Dalam pengertian yang sederhana hak asasi manusia (human rights) merupakan hak yang secara alamiah melekat pada orang semata-mata karena ia merupakan manusia (human being). HAM meliputi nilai-nilai ideal yang mendasar, yang tanpa nilai-nilai dasar itu orang tidak dapat hidup sesuai dengan harkat dan martabatnya sebagai manusia. Penghormatan terhadap nilai-nilai dasar itu memungkinkan individu dan masyarakat bisa berkembang secara penuh dan utuh. HAM tidak diberikan oleh negara atau tidak pula lahir karena hukum. HAM berbeda dengan hak biasa yang lahir karena hukum atau karena perjanjian. Dalam pembahasannya tentang pengertian HAM, Jan Materson, anggota Komisi Hak Asasi Manusia PBB merumuskan HAM dalam ungkapan berikut: “human rights could be generally defines as those right which area inherent in our natural and without we can‟t live as human being”. (HAM adalah hak-hak yang secara inheren melekat dalam diri manusia, dan tanpa hak itu manusia tidak dapat hidup sebagai manusia) (Asykuri Ibnu Chamim, 2000:371).

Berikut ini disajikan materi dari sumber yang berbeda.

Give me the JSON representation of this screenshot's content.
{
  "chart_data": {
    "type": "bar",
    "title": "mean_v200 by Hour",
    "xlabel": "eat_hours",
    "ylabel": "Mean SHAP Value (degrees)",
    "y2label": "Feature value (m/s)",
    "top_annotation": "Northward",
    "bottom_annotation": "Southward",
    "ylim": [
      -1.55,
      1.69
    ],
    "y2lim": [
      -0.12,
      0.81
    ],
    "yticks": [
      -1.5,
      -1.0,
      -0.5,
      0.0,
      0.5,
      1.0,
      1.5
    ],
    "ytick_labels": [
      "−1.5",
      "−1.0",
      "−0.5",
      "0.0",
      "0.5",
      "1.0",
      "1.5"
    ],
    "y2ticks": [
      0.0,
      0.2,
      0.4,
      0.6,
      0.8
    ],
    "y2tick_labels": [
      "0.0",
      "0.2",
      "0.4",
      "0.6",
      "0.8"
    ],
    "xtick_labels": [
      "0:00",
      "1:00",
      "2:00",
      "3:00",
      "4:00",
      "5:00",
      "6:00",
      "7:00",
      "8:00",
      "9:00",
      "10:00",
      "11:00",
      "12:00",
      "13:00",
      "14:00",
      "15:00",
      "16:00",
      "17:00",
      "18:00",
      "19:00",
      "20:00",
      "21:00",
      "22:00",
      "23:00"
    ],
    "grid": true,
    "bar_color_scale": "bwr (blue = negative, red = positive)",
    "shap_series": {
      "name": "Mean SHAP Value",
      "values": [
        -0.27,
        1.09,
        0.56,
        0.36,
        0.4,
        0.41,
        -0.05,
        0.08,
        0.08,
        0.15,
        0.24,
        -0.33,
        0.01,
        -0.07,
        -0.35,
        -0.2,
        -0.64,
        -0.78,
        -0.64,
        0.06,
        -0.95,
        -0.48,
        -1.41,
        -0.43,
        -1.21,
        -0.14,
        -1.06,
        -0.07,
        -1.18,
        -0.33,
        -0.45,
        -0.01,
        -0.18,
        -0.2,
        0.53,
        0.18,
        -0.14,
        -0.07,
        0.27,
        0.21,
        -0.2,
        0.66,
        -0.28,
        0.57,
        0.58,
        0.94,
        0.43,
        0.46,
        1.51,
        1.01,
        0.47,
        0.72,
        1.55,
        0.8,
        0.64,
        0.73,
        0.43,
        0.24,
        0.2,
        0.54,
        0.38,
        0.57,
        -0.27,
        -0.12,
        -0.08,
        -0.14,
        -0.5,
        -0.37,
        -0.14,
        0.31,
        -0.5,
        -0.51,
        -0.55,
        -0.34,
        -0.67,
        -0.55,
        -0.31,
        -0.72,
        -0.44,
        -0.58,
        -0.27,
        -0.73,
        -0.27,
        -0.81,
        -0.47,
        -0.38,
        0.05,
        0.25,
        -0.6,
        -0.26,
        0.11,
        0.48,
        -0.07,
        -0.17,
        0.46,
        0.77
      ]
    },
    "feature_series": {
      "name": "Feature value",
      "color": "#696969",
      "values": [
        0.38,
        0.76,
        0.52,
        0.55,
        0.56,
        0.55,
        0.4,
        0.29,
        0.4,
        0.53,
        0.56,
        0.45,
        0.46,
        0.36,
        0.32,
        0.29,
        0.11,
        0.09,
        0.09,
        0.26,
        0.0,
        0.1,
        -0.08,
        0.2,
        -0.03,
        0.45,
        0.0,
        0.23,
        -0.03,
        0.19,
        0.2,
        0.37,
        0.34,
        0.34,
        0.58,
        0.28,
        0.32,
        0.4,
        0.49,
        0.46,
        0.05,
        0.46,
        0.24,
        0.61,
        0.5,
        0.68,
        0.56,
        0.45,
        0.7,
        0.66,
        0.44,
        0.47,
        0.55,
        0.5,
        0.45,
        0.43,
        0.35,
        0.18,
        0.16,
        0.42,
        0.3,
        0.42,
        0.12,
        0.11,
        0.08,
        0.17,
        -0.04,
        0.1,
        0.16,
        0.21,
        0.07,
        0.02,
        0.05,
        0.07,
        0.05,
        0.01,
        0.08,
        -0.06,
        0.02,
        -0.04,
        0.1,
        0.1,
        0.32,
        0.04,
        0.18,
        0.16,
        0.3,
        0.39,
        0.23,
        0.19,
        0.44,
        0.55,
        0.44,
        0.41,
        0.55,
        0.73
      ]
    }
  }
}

Dari pengertian di atas, kita dapat mencermati dua makna yang terkandung dalam pengertian HAM, yaitu: Pertama, HAM merupakan hak alamiah yang melekat dalam diri setiap manusia sejak ia dilahirkan ke dunia. Hak alamiah adalah hak yang sesuai dengan kodrat manusia sebagai insan merdeka yang berakal budi dan berperikemanusiaan. Karena itu, tidak ada seorang pun yang diperkenankan merampas hak tersebut dari tangan pemiliknya, dan tidak ada kekuasaan apapun yang memiliki keabsahan untuk memperkosanya. Hal ini tidak berarti bahwa HAM bersifat mutlak tanpa pembatasan, karena batas HAM seseorang adalah HAM yang melekat pada orang lain. Bila HAM dicabut dari tangan pemiliknya, manusia akan kehilangan eksistensinya sebagai manusia. Kedua, HAM merupakan instrumen untuk menjaga harkat dan martabat manusia sesuai dengan kodrat kemanusiaannya yang luhur. Tanpa HAM manusia tidak akan dapat hidup sesuai dengan harkat dan martabat kemanusiaannya sebagai makhluk Tuhan yang paling mulia.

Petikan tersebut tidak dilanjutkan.